Cette notion introduite par la loi du 26 janvier 2024 a en effet pour objectif manifeste de prévenir, pour l’avenir, les agissements dangereux commis par des personnes en situation irrégulière sur le territoire national. Dans ce contexte, la menace pour l’ordre public fait l’objet d’une appréciation in concreto, au regard d’un faisceau d’indices permettant, ou non, d’établir, sur le fondement d’éléments positifs et objectifs, la réalité et la gravité des faits, la récurrence ou la réitération, et l’actualité de la menace selon le comportement de l’intéressé et, le cas échéant, sa volonté d’insertion ou de réhabilitation. La commission d’une seule infraction pénale n’est pas de nature, à elle seule, à établir que le comportement de l’intéressé présenterait une menace pour l’ordre public, et cette menace doit être réelle à la date considérée.

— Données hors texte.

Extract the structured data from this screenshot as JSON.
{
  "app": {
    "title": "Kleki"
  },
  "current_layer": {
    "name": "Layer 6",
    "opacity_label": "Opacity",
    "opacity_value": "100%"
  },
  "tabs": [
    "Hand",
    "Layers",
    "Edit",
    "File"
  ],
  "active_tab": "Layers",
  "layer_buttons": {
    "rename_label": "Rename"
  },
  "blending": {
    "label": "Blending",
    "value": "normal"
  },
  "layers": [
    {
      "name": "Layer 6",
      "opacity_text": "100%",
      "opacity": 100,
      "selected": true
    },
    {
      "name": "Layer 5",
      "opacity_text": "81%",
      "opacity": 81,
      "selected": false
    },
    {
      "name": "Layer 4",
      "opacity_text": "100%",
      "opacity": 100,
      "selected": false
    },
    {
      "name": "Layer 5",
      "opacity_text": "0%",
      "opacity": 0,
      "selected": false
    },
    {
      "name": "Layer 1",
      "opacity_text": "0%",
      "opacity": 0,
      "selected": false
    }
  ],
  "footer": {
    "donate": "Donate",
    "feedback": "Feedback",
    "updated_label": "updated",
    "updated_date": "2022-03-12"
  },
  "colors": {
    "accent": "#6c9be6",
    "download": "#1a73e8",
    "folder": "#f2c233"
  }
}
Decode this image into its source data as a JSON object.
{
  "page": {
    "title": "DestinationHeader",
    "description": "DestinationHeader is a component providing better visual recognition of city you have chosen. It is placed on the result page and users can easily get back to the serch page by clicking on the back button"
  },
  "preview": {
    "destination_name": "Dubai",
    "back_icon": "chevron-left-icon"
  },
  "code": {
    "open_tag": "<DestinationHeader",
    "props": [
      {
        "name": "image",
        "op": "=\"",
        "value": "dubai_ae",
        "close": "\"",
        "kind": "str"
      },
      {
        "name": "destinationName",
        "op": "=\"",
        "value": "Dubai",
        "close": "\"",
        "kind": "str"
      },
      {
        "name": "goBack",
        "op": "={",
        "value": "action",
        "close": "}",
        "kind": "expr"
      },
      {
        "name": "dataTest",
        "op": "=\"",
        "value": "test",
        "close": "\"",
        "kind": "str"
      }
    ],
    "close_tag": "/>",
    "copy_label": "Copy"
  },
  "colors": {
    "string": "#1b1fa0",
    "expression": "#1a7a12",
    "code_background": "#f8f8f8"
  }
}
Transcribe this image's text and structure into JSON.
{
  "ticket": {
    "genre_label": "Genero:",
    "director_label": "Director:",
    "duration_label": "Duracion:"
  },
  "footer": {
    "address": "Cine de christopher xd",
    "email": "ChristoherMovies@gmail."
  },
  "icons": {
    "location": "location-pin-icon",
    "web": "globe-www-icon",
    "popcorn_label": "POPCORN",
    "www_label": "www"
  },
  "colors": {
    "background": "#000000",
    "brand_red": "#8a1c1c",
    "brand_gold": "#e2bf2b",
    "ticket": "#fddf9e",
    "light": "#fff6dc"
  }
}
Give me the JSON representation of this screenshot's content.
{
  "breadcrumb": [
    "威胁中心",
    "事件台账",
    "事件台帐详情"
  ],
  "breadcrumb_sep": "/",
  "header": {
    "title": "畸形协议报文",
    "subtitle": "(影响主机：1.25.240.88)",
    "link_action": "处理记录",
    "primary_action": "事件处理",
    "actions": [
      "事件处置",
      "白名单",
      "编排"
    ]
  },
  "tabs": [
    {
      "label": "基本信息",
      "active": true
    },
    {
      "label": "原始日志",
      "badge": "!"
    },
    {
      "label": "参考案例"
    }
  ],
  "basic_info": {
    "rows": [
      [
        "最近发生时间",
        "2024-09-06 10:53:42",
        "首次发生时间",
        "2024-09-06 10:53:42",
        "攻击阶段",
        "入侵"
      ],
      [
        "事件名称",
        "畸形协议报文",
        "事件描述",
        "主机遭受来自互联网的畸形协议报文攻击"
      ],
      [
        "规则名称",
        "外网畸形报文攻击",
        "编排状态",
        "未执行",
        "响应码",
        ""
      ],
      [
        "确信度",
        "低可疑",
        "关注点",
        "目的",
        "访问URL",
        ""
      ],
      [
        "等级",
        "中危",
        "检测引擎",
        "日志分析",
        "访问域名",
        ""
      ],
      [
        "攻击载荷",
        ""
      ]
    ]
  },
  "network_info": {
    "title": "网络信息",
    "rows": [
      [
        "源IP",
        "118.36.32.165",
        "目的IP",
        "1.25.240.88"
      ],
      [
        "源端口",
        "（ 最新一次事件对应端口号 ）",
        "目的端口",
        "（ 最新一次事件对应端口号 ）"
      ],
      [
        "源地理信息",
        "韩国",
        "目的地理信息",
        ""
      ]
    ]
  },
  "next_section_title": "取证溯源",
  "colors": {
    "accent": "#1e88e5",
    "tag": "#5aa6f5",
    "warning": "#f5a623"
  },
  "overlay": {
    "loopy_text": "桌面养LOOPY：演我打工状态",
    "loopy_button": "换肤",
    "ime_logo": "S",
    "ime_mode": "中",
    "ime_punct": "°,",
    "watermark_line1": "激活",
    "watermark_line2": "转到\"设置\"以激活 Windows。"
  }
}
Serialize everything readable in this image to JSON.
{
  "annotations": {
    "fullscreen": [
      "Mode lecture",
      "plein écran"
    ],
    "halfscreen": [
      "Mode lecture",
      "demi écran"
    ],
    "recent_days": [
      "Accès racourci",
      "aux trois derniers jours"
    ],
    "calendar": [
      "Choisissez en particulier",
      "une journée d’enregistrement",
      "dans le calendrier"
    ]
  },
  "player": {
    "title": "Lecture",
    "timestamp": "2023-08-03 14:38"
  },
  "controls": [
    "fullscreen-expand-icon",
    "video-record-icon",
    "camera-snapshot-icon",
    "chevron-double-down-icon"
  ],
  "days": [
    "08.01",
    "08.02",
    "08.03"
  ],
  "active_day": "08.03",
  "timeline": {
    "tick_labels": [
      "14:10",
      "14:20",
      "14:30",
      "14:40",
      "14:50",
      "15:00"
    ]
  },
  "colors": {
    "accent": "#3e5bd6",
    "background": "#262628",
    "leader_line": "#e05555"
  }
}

Enfin, dans la mesure où le code de procédure civile dans son article 9 prévoit qu’il incombe à la partie requérante de prouver les faits nécessaires au succès de sa prétention, l’administration doit démontrer en quoi le comportement de l’étranger représenterait une menace pour l’ordre public, en versant toutes pièces utiles permettant au juge d’apprécier la réalité de la menace, telles que : bulletin n°2 du casier judiciaire, fiche pénale, jugements correctionnels, procès-verbaux, notes blanches (du moment qu’elles sont précises et circonstanciées, et soumises au contradictoire).
En l’espèce, la défense soutient que la menace à l’ordre public n’est pas réelle ni actuelle ni suffisamment grave, en tout cas insuffisamment démontrée par l’administration.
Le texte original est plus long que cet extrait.